Il ministro dello Sviluppo economico Claudio Scajola ha incontrato a Londra il ministro inglese per l’energia e i cambiamenti climatici, Ed Miliband, con il quale ha firmato un accordo di collaborazione tra i due Paesi per l’avvio di progetti di cattura e sequestro di CO2 in Gran Bretagna e Italia. E in tale ottica, ha aggiunto, "contro le emissioni nocive intendiamo realizzare nel nostro territorio almeno due progetti sperimentali, uno a Porto Tolle e l’altro nel Sulcis, per la cattura e lo stoccaggio della CO2, anche con i contributi dell’Unione Europea, promuovendo la formazione di una capacità industriale nazionale". È quanto informa una nota stampa del Ministero in relazione alla terza Conferenza Ministeriale del Forum sul Sequestro dell’Anidride Carbonica (Cslf), in corso a Londra.

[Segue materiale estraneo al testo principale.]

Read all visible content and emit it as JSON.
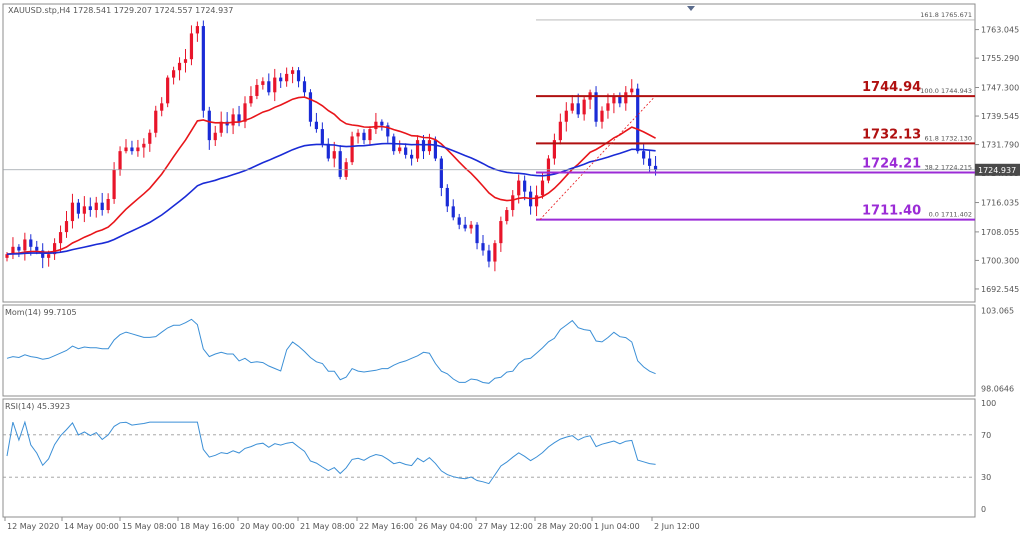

Per Scajola, "l’Italia intende essere in prima linea nella lotta al cambiamento climatico"; "per ridurre le emissioni – ha aggiunto – dobbiamo però puntare sull’efficienza energetica, sulle fonti rinnovabili e sull’energia nucleare". Dopo aver ricordato che "l’Italia punta ad un mix delle produzioni di energia elettrica composto per il 25% da energia nucleare, per il 25% da fonti rinnovabili (ora al 18%) e per il restante 50% da fonti fossili (oggi è all’83%)", Scajola ha detto che "i combustibili fossili continueranno ad essere la fonte di energia prevalente ancora per molti decenni. Per questo motivo tutti i Paesi industrializzati sono oggi tenuti a sviluppare progetti di cattura e sequestro dell’anidride carbonica, che eliminano le emissioni atmosferiche".